Here’s a minimal example code that causes this problem:

import torch
from torch import nn
from torch import optim
import torch.nn.functional as F

class Net(nn.Module):
    def __init__(self, d1, d2, d3):
        super(Net, self).__init__()
        self.fc1 = nn.Linear(d2, d3, bias=False)
        self.embd = nn.Parameter(torch.randn(d1, d2))
        
    def forward(self):
        a = self.fc1(self.embd)
        return a

def train(model, device, target, optimizer, epochs):
    target = target.to(device)
    for epoch in range(1, epochs+1):
        optimizer.zero_grad()
        output = model.forward()
        loss = F.mse_loss(output, target)
        loss.backward()
        optimizer.step()
        print(f"Epoch {epoch} complete")

if not torch.cuda.is_available():
    raise RuntimeError("can't experiment without cuda")

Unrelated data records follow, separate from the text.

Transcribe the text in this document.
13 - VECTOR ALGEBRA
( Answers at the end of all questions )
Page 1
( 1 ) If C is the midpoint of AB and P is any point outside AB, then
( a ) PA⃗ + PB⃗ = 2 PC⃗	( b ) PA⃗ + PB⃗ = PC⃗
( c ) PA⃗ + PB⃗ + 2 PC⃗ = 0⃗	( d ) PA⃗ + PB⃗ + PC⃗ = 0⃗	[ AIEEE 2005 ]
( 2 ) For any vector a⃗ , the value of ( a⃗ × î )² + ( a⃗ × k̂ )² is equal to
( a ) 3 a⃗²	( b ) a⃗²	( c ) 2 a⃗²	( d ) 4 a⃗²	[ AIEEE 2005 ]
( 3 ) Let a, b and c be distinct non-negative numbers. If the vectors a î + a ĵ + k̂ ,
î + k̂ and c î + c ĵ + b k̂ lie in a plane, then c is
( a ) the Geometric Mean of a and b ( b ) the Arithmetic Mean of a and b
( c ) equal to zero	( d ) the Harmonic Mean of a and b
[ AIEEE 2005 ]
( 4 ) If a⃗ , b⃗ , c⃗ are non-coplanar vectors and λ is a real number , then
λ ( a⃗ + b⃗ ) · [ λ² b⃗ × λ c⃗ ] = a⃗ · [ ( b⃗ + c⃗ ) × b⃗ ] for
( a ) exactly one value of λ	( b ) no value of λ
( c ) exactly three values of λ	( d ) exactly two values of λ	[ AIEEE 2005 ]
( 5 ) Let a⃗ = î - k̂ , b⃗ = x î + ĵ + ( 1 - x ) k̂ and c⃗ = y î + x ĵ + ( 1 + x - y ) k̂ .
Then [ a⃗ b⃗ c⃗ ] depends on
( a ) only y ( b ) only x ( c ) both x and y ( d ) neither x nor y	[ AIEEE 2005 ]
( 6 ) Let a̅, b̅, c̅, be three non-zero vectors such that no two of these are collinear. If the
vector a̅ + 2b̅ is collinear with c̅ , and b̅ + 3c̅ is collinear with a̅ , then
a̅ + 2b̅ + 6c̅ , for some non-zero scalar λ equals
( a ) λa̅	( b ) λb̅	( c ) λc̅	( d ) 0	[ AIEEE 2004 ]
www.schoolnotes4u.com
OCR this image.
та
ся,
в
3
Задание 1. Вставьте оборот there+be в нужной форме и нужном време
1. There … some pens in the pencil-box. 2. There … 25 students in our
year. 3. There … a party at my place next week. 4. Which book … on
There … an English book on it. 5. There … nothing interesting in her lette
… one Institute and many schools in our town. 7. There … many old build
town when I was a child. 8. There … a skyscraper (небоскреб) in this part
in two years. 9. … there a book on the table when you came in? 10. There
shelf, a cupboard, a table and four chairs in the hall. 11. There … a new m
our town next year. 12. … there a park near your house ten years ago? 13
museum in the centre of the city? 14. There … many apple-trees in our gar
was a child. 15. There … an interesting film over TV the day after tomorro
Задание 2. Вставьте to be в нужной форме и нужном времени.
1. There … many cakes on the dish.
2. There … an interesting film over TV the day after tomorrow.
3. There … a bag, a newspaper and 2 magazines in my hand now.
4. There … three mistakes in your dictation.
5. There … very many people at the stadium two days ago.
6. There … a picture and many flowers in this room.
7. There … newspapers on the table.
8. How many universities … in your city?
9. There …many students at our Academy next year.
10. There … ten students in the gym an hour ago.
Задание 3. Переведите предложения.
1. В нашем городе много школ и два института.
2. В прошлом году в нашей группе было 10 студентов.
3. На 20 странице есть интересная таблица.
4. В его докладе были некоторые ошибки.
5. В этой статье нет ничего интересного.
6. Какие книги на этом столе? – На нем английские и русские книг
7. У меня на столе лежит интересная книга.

device = torch.device("cuda")
#device = torch.device("cpu")

d1, d2, d3 = 30000, 100, 200
    
target = torch.randn(d1,d3);
    
model = Net(d1 = d1, d2 = d2, d3=d3).to(device)
optimizer = optim.Adagrad(model.parameters(), lr=0.5, weight_decay=0.3)
train(model, device, target, optimizer, 1000)

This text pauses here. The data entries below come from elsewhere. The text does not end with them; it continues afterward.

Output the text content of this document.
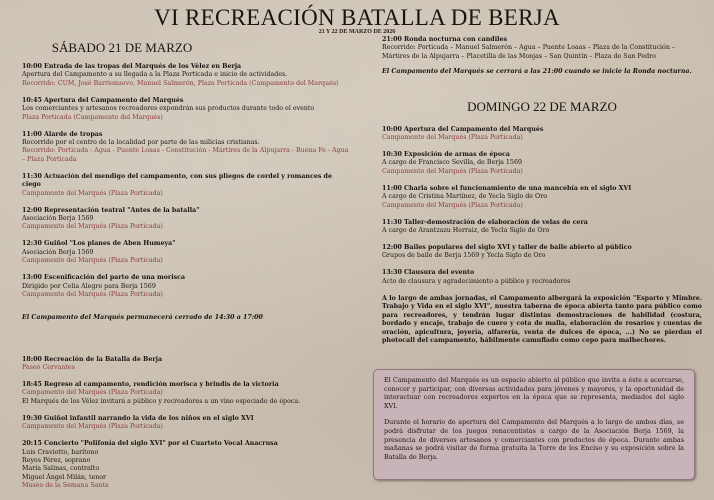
VI RECREACIÓN BATALLA DE BERJA
21 Y 22 DE MARZO DE 2026
SÁBADO 21 DE MARZO
10:00 Entrada de las tropas del Marqués de los Vélez en Berja
Apertura del Campamento a su llegada a la Plaza Porticada e inicio de actividades.
Recorrido: CUM, José Barrionuevo, Manuel Salmerón, Plaza Porticada (Campamento del Marqués)
10:45 Apertura del Campamento del Marqués
Los comerciantes y artesanos recreadores expondrán sus productos durante todo el evento
Plaza Porticada (Campamento del Marqués)
11:00 Alarde de tropas
Recorrido por el centro de la localidad por parte de las milicias cristianas.
Recorrido: Porticada - Agua - Puente Loaas - Constitución - Mártires de la Alpujarra - Buena Fe - Agua – Plaza Porticada
11:30 Actuación del mendigo del campamento, con sus pliegos de cordel y romances de ciego
Campamento del Marqués (Plaza Porticada)
12:00 Representación teatral "Antes de la batalla"
Asociación Berja 1569
Campamento del Marqués (Plaza Porticada)
12:30 Guiñol "Los planes de Aben Humeya"
Asociación Berja 1569
Campamento del Marqués (Plaza Porticada)
13:00 Escenificación del parto de una morisca
Dirigido por Celia Alegre para Berja 1569
Campamento del Marqués (Plaza Porticada)
El Campamento del Marqués permanecerá cerrado de 14:30 a 17:00
18:00 Recreación de la Batalla de Berja
Paseo Cervantes
18:45 Regreso al campamento, rendición morisca y brindis de la victoria
Campamento del Marqués (Plaza Porticada)
El Marqués de los Vélez invitará a público y recreadores a un vino especiado de época.
19:30 Guiñol infantil narrando la vida de los niños en el siglo XVI
Campamento del Marqués (Plaza Porticada)
20:15 Concierto "Polifonía del siglo XVI" por el Cuarteto Vocal Anacrusa
Luis Craviotto, barítono
Reyes Pérez, soprano
María Salinas, contralto
Miguel Ángel Milán, tenor
Museo de la Semana Santa
21:00 Ronda nocturna con candiles
Recorrido: Porticada – Manuel Salmerón – Agua – Puente Loaas – Plaza de la Constitución – Mártires de la Alpujarra – Placetilla de las Monjas – San Quintín – Plaza de San Pedro
El Campamento del Marqués se cerrará a las 21:00 cuando se inicie la Ronda nocturna.
DOMINGO 22 DE MARZO
10:00 Apertura del Campamento del Marqués
Campamento del Marqués (Plaza Porticada)
10:30 Exposición de armas de época
A cargo de Francisco Sevilla, de Berja 1569
Campamento del Marqués (Plaza Porticada)
11:00 Charla sobre el funcionamiento de una mancebía en el siglo XVI
A cargo de Cristina Martínez, de Yecla Siglo de Oro
Campamento del Marqués (Plaza Porticada)
11:30 Taller-demostración de elaboración de velas de cera
A cargo de Arantzazu Herraiz, de Yecla Siglo de Oro
12:00 Bailes populares del siglo XVI y taller de baile abierto al público
Grupos de baile de Berja 1569 y Yecla Siglo de Oro
13:30 Clausura del evento
Acto de clausura y agradecimiento a público y recreadores
A lo largo de ambas jornadas, el Campamento albergará la exposición "Esparto y Mimbre. Trabajo y Vida en el siglo XVI", nuestra taberna de época abierta tanto para público como para recreadores, y tendrán lugar distintas demostraciones de habilidad (costura, bordado y encaje, trabajo de cuero y cota de malla, elaboración de rosarios y cuentas de oración, apicultura, joyería, alfarería, venta de dulces de época, ...) No se pierdan el photocall del campamento, hábilmente camuflado como cepo para malhechores.

El Campamento del Marqués es un espacio abierto al público que invita a éste a acercarse, conocer y participar, con diversas actividades para jóvenes y mayores, y la oportunidad de interactuar con recreadores expertos en la época que se representa, mediados del siglo XVI.

Durante el horario de apertura del Campamento del Marqués a lo largo de ambos días, se podrá disfrutar de los juegos renacentistas a cargo de la Asociación Berja 1569, la presencia de diversos artesanos y comerciantes con productos de época. Durante ambas mañanas se podrá visitar de forma gratuita la Torre de los Enciso y su exposición sobre la Batalla de Berja.
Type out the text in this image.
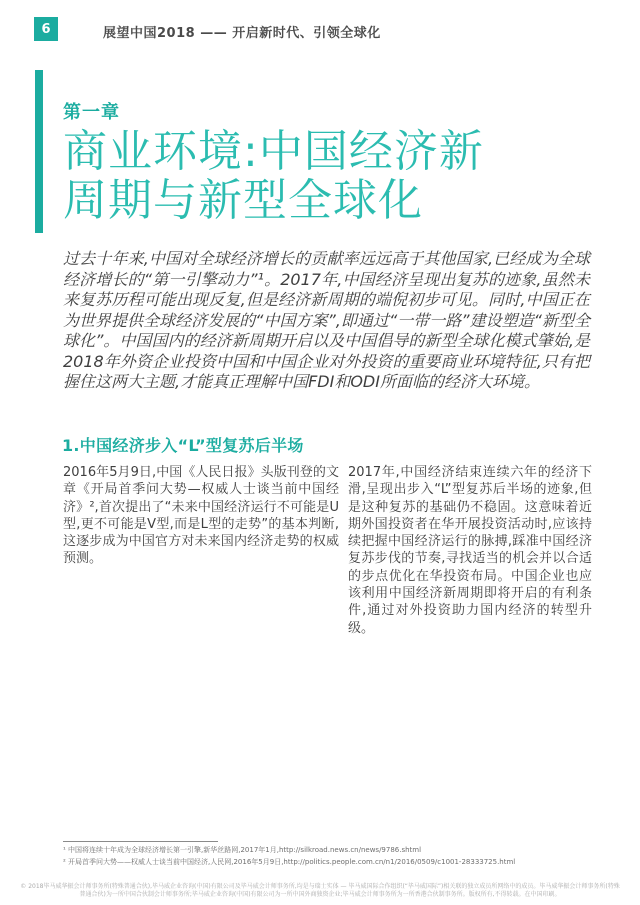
6	展望中国2018 —— 开启新时代、引领全球化
第一章
商业环境:中国经济新
周期与新型全球化
过去十年来,中国对全球经济增长的贡献率远远高于其他国家,已经成为全球经济增长的“第一引擎动力”¹。2017年,中国经济呈现出复苏的迹象,虽然未来复苏历程可能出现反复,但是经济新周期的端倪初步可见。同时,中国正在为世界提供全球经济发展的“中国方案”,即通过“一带一路”建设塑造“新型全球化”。中国国内的经济新周期开启以及中国倡导的新型全球化模式肇始,是2018年外资企业投资中国和中国企业对外投资的重要商业环境特征,只有把握住这两大主题,才能真正理解中国FDI和ODI所面临的经济大环境。
1.中国经济步入“L”型复苏后半场
2016年5月9日,中国《人民日报》头版刊登的文章《开局首季问大势—权威人士谈当前中国经济》²,首次提出了“未来中国经济运行不可能是U型,更不可能是V型,而是L型的走势”的基本判断,这逐步成为中国官方对未来国内经济走势的权威预测。
2017年,中国经济结束连续六年的经济下滑,呈现出步入“L”型复苏后半场的迹象,但是这种复苏的基础仍不稳固。这意味着近期外国投资者在华开展投资活动时,应该持续把握中国经济运行的脉搏,踩准中国经济复苏步伐的节奏,寻找适当的机会并以合适的步点优化在华投资布局。中国企业也应该利用中国经济新周期即将开启的有利条件,通过对外投资助力国内经济的转型升级。
¹ 中国将连续十年成为全球经济增长第一引擎,新华丝路网,2017年1月,http://silkroad.news.cn/news/9786.shtml
² 开局首季问大势——权威人士谈当前中国经济,人民网,2016年5月9日,http://politics.people.com.cn/n1/2016/0509/c1001-28333725.html
© 2018毕马威华振会计师事务所(特殊普通合伙),毕马威企业咨询(中国)有限公司及毕马威会计师事务所,均是与瑞士实体 — 毕马威国际合作组织(“毕马威国际”)相关联的独立成员所网络中的成员。毕马威华振会计师事务所(特殊普通合伙)为一所中国合伙制会计师事务所;毕马威企业咨询(中国)有限公司为一所中国外商独资企业;毕马威会计师事务所为一所香港合伙制事务所。版权所有,不得转载。在中国印刷。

torch version is 1.0. It was installed through pip, and it comes with cuda 9. Python version is 3.7.2

This program will run slowly and a few seconds into the program the GPU becomes non-responsive:

$ nvidia-smi
Unable to determine the device handle for GPU 0000:03:00.0: GPU is lost. Reboot the system to recover this GPU

What’s worse the program continues, but cannot be terminated with CTRL-C.

Epoch 654 complete
^CTraceback (most recent call last):
File “test001.py”, line 38, in
train(model, device, target, optimizer, 1000)
File “test001.py”, line 22, in train
loss.backward()
File “/opt/python/torch/tensor.py”, line 102, in backward
torch.autograd.backward(self, gradient, retain_graph, create_graph)
File “/opt/python/torch/autograd/init.py”, line 90, in backward
allow_unreachable=True) # allow_unreachable flag
KeyboardInterrupt

it shows up as zombie process on ps
gereka 2821 109 0.0 0 0 pts/1 Zl+ 18:46 0:52 [python3.7]

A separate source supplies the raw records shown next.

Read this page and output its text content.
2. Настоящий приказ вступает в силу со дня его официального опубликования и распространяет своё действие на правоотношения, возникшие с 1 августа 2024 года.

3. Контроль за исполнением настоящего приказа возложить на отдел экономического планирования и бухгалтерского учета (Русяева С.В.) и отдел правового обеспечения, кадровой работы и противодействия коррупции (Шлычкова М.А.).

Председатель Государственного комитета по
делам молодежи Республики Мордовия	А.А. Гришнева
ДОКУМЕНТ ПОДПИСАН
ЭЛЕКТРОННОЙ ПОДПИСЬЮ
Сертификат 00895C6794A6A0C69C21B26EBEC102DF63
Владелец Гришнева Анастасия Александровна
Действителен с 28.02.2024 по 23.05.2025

and cannot even be ended with kill -9

However the same program with d1=20000 runs just fine, and completes in a few seconds.
So I’m thinking this has something to do with memory used.

During execution I ran while true; do nvidia-smi >> out.txt; sleep 0.5; done in order to save the output of nvidia-smi.
outputs for both the working case and non-working case are attached
also attached are the output of sudo dmesg and the nvidia-bug-report
gpu_007.txt (16.9 KB)
dmesg.txt (79.7 KB)
gpu_006.txt (19.2 KB)
nvidia-bug-report_007.log.gz (302 KB)

generix · February 1, 2019, 4:21pm

You’re running into

NVRM: Xid (PCI:0000:03:00): 79, GPU has fallen off the bus.

means either overheating or insufficient power supply. Check temperatures using nvidia-smi while running your application.

aydingerek · February 1, 2019, 9:07pm

attached to the original post is gpu_007.txt in which we have nvidia-smi outputs sampled every .5 seconds. The temperature rises to 52C before the GPU falls off. I don’t think it’s the temperature. How do I check whether it’s inefficient power supply?

generix · February 1, 2019, 9:18pm

Saw that nvidia-smi log only after posting.
Check for properly connected power connectors on the card, remove/reconnect them, use different connectors of the psu, check the gtx1080 in another system for general hw failure, replace psu.

generix · February 1, 2019, 9:20pm

Also, check if the psu is switched to ‘eco mode’ if available which would limit its output and of course if it’s large enough in the first place.